Intellectual Property
Finally, a core theme was the debate surrounding intellectual property in AI. On copyright, many firms expressed a desire for access to open data for AI training, arguing that copyright, privacy, and patent laws can get in the way of training models. For example, Google suggested that strong fair use and text/data mining exceptions are vital for AI to learn from public material without falling into messy negotiations any time a model needs to be trained. Similarly, OpenAI argues that U.S. copyright law, particularly the fair use doctrine, supports AI innovation, and thus recommends that the federal government should reinforce this advantage by shaping global copyright discussions, monitoring data access for U.S. firms, expanding government data availability, and defending pro-innovation principles domestically to secure economic and national security benefits. Creators such as the News Media Alliance, however, argued for free market licensing to link content creators and AI developers fairly to foster and maintain U.S. tech development and innovation. Current IP laws, it argued, are solid: Courts can handle AI disputes as they’ve done with past tech shifts. But creators are worried AI is using protected content without permission, risking damage before legal fixes kick in, and call for more collaboration to balance innovation and IP rights.
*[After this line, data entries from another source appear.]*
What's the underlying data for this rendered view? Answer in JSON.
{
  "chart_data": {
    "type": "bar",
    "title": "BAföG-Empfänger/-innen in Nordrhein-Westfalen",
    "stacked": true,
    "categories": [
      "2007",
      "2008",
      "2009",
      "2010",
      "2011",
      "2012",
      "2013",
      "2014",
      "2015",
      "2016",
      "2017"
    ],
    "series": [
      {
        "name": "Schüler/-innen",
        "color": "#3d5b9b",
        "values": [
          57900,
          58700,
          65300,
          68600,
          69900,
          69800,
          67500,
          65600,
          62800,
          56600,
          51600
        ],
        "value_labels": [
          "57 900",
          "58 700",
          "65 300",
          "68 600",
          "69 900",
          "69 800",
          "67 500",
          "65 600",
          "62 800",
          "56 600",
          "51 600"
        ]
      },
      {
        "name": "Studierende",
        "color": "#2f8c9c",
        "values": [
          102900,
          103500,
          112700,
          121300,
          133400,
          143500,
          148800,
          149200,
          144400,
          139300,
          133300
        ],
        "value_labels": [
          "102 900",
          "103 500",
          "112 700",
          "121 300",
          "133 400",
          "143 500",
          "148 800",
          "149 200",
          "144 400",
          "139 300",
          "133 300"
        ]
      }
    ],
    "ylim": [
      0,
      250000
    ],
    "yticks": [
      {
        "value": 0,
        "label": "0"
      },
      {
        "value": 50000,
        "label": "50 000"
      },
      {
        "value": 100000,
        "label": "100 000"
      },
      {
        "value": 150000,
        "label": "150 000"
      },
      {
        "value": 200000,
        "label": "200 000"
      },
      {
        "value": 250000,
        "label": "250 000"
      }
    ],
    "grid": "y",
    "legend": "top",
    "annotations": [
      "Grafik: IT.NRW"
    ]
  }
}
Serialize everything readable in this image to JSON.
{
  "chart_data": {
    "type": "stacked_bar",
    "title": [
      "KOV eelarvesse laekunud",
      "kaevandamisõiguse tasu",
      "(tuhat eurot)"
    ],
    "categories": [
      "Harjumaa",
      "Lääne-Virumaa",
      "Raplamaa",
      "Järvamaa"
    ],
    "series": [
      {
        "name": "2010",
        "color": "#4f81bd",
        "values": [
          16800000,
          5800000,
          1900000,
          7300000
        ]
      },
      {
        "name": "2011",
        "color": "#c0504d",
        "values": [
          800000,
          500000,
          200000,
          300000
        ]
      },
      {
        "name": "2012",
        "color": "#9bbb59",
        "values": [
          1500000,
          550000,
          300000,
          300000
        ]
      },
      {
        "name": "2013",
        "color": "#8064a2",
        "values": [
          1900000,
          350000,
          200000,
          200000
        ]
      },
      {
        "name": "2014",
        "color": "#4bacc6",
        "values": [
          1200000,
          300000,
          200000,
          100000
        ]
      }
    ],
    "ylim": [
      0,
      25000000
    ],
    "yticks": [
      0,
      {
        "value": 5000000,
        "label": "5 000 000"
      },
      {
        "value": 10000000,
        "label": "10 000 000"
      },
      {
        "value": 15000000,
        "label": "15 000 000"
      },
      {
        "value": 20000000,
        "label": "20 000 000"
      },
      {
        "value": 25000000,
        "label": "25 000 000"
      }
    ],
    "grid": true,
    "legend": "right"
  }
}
For patents, many creator groups argue that the administration should improve and maintain the U.S. Patent Office and its Inter Partes Review process – a legal procedure that challenges the validity of a patent – to allow efficient review of AI patents granted in error. With AI patents increasing worldwide and only limited time available for reviewing those patent applications, companies such as Google are pushing for a more reliable patent system to keep U.S. AI development evolving without delays created by bad patents. Specifically, some argue that the Trump Administration should strengthen the IPR program by ensuring its efficiency to reduce arbitrary rejections and allow businesses to quickly challenge flawed AI patents, especially those held by foreign players. This would ensure that U.S. companies aren’t stalled by legal battles or forced to waste R&D resources defending against bad faith claims.
Conclusion
Moving forward, the Trump Administration says it will draw on these comments and themes to create an AI Action Plan that identifies key policy steps to strengthen and grow U.S. leadership in AI. While the administration has a wide range of comments to work through, the key themes outlined in this paper should be a starting point. If done well, the AI Action Plan should help to reinforce and expand the United States’ continued leadership in AI.